Patterson clasped my hand and then reached into his pocket for a couple of dollars before getting back into the Rocket 88, climbing the hill, and then turning out of sight toward the west.
EARLIER THAT DAY, BILLY STOKES HEADED DOWN TO FOURTEENTH Street to turn in a sack of dimes and quarters after selling a mess of Bug tickets to some poor blacks down by the railroad. The Bug was a lottery they’d been running in town since forever, and during the summer when he was out of school he got paid five dollars by his daddy to make the Friday run. Most every house in Niggertown bought the tickets, just like some kind of religious event. Old women even bought dream books to turn what they’d seen in their heads into lucky numbers. Billy sure needed that five dollars; he’d promised to take a girl he’d just met to a picture show down at the Palace Theater.
He’d spent his last dollar on a Bug ticket himself, hoping his numbers would come out in the morning paper from numbers on the New York Stock Exchange.

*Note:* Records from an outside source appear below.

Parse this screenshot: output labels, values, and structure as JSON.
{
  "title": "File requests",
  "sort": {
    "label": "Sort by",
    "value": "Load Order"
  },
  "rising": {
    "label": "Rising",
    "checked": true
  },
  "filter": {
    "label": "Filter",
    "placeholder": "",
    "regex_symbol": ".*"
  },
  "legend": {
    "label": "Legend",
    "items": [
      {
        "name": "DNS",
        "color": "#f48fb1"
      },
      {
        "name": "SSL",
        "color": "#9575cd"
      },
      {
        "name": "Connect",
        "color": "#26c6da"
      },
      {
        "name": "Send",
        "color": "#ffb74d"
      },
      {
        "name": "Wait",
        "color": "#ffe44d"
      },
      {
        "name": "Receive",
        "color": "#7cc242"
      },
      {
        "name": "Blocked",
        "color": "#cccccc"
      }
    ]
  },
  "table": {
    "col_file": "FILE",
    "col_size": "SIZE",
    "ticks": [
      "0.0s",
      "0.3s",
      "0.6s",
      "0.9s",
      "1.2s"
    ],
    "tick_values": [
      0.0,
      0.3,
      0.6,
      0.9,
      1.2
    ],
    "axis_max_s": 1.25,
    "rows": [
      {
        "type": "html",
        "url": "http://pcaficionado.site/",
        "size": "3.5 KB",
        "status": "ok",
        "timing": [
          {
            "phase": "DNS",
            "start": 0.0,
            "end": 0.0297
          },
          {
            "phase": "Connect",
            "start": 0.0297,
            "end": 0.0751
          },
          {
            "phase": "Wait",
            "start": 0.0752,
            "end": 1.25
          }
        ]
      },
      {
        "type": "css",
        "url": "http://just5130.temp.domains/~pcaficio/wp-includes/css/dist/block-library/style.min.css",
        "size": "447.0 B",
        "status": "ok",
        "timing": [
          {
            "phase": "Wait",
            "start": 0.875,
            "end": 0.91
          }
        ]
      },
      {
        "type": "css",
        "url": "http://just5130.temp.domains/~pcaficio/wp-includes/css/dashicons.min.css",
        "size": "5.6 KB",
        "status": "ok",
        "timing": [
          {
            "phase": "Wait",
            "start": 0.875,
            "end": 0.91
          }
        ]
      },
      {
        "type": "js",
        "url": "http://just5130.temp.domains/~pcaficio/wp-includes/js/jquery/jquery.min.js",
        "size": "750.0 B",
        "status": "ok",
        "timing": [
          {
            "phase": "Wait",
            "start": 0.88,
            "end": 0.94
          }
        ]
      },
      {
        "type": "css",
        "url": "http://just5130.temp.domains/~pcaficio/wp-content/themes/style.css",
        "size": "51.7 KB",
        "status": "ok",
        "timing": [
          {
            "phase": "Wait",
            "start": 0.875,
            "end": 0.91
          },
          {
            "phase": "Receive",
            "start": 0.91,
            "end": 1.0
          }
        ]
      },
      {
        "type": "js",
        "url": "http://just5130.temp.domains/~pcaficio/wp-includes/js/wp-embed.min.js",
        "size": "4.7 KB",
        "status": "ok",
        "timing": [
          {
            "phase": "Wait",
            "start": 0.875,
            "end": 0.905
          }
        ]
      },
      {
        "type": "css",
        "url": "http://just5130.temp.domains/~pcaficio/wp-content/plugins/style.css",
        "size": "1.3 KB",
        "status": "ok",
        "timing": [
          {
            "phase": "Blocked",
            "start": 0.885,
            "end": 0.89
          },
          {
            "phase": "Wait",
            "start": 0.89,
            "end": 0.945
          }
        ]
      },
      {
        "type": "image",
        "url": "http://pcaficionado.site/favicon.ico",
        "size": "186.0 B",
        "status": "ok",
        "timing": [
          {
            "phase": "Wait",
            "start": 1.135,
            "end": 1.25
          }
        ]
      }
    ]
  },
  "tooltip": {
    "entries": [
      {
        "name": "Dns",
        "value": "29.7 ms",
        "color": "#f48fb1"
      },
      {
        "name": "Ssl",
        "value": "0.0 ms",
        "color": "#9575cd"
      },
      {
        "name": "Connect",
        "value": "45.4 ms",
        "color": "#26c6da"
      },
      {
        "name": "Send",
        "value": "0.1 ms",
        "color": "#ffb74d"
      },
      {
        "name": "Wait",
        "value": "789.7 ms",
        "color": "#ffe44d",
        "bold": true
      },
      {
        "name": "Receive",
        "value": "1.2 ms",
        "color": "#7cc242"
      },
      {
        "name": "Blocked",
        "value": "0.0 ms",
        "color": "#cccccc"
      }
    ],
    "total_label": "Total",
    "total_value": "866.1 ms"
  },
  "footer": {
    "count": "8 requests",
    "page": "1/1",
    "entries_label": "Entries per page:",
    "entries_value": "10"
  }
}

Billy hadn’t seen his daddy, Reuben, since Wednesday, which wasn’t that unusual because, sometimes, he’d take off for days and return either red-eyed and sore and grumpy or dressed in a new suit with ruby cuff links and spreading out money on the table of their old house that he knew would be gone by week’s end.
He pushed his red Schwinn down the slope of Fourteenth Street, looking down to the old muddy river and between the cavern of clip joints and honky-tonks that had just started to heat up on an early Friday night. It was twilight, and the neon signs started to flicker, advertising exotic women and games of chance. THE SILVER SLIPPER. THE GOLDEN RULE. There was laughter and bawdy saxophone music, and the soft green and red and blue neon seemed almost magical on that summer night as he passed GIs drinking straight from bottles of Jack Daniel’s and friendly, plump whores who would smile at him or pat him on the head as he passed by, either because they thought it was funny to see a kid down here or because they knew Billy was Reuben Stokes’s boy.